The scale ladder. Intelligence workflows often cascade through scales: use wide-area Sentinel-2 to detect a change, task commercial high-res to characterize it, then use very-high-res or aerial to identify specific objects. This “tip and cue” approach is how most national imagery agencies work. You don’t waste expensive commercial tasking on the whole world — you use free wide-area data to find where to look.

import numpy as np
import matplotlib.pyplot as plt
 
# Demonstrate what you can see at different resolutions
# Simulate a military base at different GSD values
np.random.seed(42)
 
# Create a "truth" image at 0.5m resolution (high detail)
base_size = 400  # 200m x 200m area at 0.5m
truth = np.random.normal(0.3, 0.02, (base_size, base_size))  # background
 
# Buildings (10-20m footprint)
truth[50:90, 50:110] = 0.7   # large building
truth[150:180, 200:250] = 0.65  # another building
truth[250:270, 100:150] = 0.6   # smaller building
 
# Vehicles (2-5m)
for vx, vy in [(120, 60), (125, 60), (130, 60), (120, 66), (125, 66)]:
    truth[vy:vy+3, vx:vx+5] = 0.5  # row of vehicles
 
# Road (5m wide)
truth[195:200, 30:350] = 0.45  # E-W road
 
resolutions = [0.5, 2, 5, 10, 30]
fig, axes = plt.subplots(1, 5, figsize=(20, 4))
 
for ax, res in zip(axes, resolutions):
    factor = int(res / 0.5)
    if factor > 1:
        h, w = truth.shape
        new_h, new_w = h // factor, w // factor
        downsampled = truth[:new_h*factor, :new_w*factor].reshape(
            new_h, factor, new_w, factor
        ).mean(axis=(1, 3))
    else:
        downsampled = truth
    ax.imshow(downsampled, cmap="gray", vmin=0.2, vmax=0.8)
    ax.set_title(f"GSD = {res}m\n({downsampled.shape[0]}x{downsampled.shape[1]} px)")
    ax.axis("off")
 
plt.suptitle("Same 200m x 200m Area at Different Resolutions", fontsize=14)
plt.tight_layout()
plt.savefig("scale_comparison.png", dpi=150, bbox_inches="tight")
plt.show()

Self-test: A naval analyst asks you to count the number of submarines in a port and determine their class.

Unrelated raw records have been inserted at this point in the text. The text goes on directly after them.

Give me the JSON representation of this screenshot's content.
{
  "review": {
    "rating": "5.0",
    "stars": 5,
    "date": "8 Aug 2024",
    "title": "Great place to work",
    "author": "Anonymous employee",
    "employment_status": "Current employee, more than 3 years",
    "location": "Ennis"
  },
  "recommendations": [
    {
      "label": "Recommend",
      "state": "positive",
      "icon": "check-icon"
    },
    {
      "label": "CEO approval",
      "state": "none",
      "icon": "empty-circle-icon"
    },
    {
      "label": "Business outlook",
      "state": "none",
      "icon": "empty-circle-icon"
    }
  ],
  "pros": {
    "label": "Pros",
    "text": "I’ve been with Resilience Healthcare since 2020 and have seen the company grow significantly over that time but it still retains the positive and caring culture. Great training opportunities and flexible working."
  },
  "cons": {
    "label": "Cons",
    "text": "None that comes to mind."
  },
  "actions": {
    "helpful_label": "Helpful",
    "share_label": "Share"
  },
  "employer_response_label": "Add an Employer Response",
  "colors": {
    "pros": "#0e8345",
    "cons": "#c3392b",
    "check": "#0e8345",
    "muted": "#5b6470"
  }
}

What resolution do you need? What if they only need to know if “more than usual” submarines are present?


How These Patterns Connect

Every analytical decision you make in this course activates one or more of these patterns:

  • Choosing a data source → Pattern 1 (resolution tradeoff) + Pattern 4 (physics constraints)
  • Interpreting an image → Pattern 2 (context needed) + Pattern 5 (scale determines what’s visible)
  • Detecting activity → Pattern 3 (change is signal) + Pattern 2 (need baseline)
  • Planning collection → Pattern 4 (orbit, weather, lighting) + Pattern 1 (which resolution axis matters most)
  • Writing an assessment → Pattern 2 (don’t over-interpret) + Pattern 3 (what changed and what does it mean)

When you’re stuck on an analysis problem, come back to this page and ask: which pattern am I violating?